Just last night i gave a local srt-4 owner a ride in my car, and i took him down the street and back, doing a few pulls in 1st, 2nd, and a little bit of 3rd. When we got back to the parking lot, he humbly said "yea, this is faster than my car". HAHA while I was getting on it through the gears he was like, "damn this thing is fast". I am currently assembling a W.I. Kit for his car, as he will be the first. He gave me a ride in his neon, too. It was ok. I wasn't super-impressed though, but it was still kinda fast. Traction wasnt as bad as i thought, but he was basically stock so thats why he didnt roast them in 1st from a roll. Anyhow The W.I. is getting bigger, and the word is getting out there, slowly but surely. Dont be afraid to ask questions, its definitely worth a look!
Jeff
turboICE 09-14-2003, 03:09 AM Originally posted by NavyBlueSubaru
Yes its basically the same kit, except the price i quoted was a rough estimate, it actually costs more. We are shipping better nozzles, more hose, and are also paying for shipping boxes. There is also "labor" involved, such as making the harnesses, and various other things that need to be done to get it all together. I spent like 10 hours last weekend just putting together 4 kits. I didnt get any sleep at all...i just stayed up through the night so that the kits could get out asap.
I guess I was just confused by the criticism of buying $300 kits.
Oh, and the total cost of the system? around $150.
pump - $78 + 12 shipping = $90
nozzle - $3
solinoid - $35
switch - $2
wires - $3
fittings - $10
Hoses - $1
Total = $144 This is approx of course but nothing near the $300-$500 others are paying for "kits".
I would have thought volume orders of the parts would haver reduced the costs. In that thread you were basically saying how silly it was to buy kits.
jigga 09-14-2003, 12:03 PM Originally posted by NavyBlueSubaru
The groupbuy is still going on if anybody is interested....feel free to pm me if you like.
I am currently assembling a W.I. Kit for his car, as he will be the first.
ummm.....Jeff, any word on my kit yet?

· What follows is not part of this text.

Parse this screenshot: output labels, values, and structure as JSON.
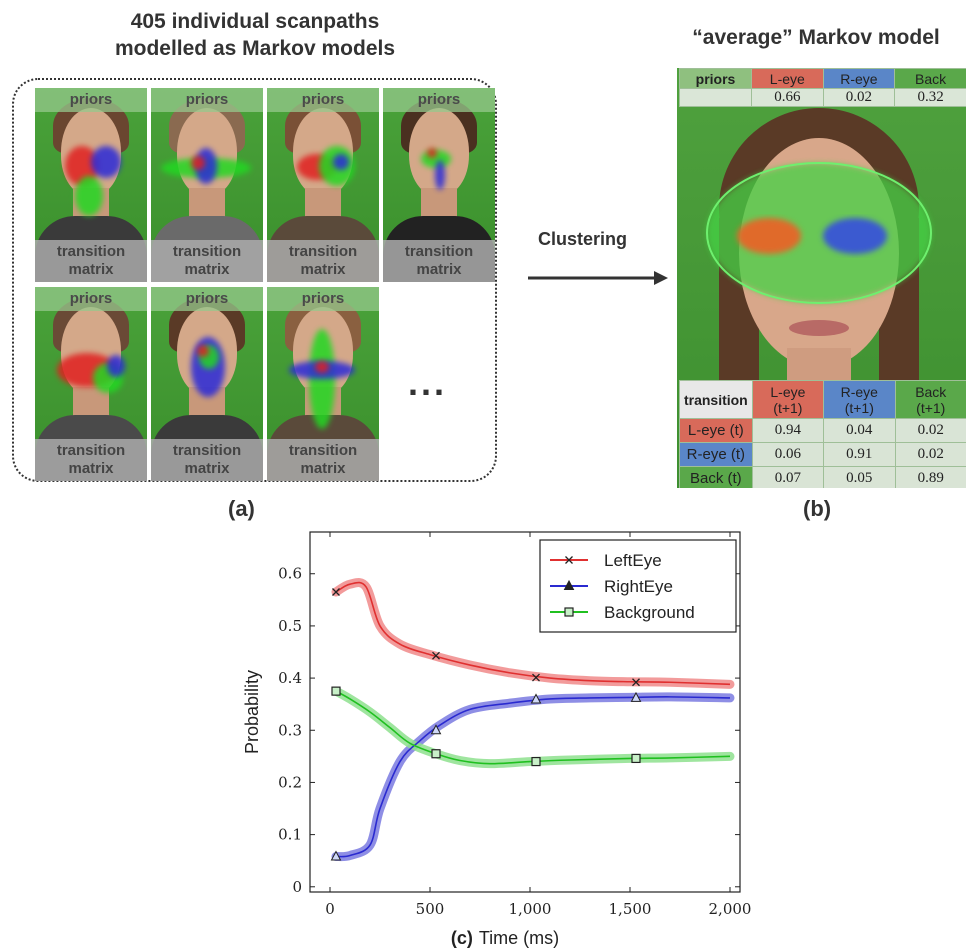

Last message from you was that you were expecting solenoids last week, but have not heard from you since:(
Femi
NavyBlueSubaru 09-15-2003, 07:01 AM The current word on the kits is this:
UPS was nice enough to ship our package to the wrong address, and then lose track of where it went. They are currently claiming that they are attempting to find it but as of right now we are screwed because our stuff should have been here about 2 weeks ago and they are still in never-never land. Nick is ordering some replacement parts today and having them shipped overnight so Your kit will be complete as soon as a solenoid comes in for you. Thats what we are missing thanks to ups. It is out of our control but tomorrow we should be back on track. Believe me, this is really killing us too. I'll pm you as soon as i know it is shipped out.
But honestly all we are waiting for is the solenoid, which ups lost a week ago and its fumbling around like a bunch of itiots.
Jeff
Bolster 09-15-2003, 08:41 AM Originally posted by NavyBlueSubaru
The current word on the kits is this:
UPS was nice enough to ship our package to the wrong address, and then lose track of where it went. They are currently claiming that they are attempting to find it but as of right now we are screwed because our stuff should have been here about 2 weeks ago and they are still in never-never land. Nick is ordering some replacement parts today and having them shipped overnight so Your kit will be complete as soon as a solenoid comes in for you. Thats what we are missing thanks to ups. It is out of our control but tomorrow we should be back on track. Believe me, this is really killing us too. I'll pm you as soon as i know it is shipped out.
But honestly all we are waiting for is the solenoid, which ups lost a week ago and its fumbling around like a bunch of itiots.
Jeff
What can Brown do for you?
turboICE 09-15-2003, 09:51 AM UPS must monitor group buys - I can't think of one that didn't have a UPS hangup.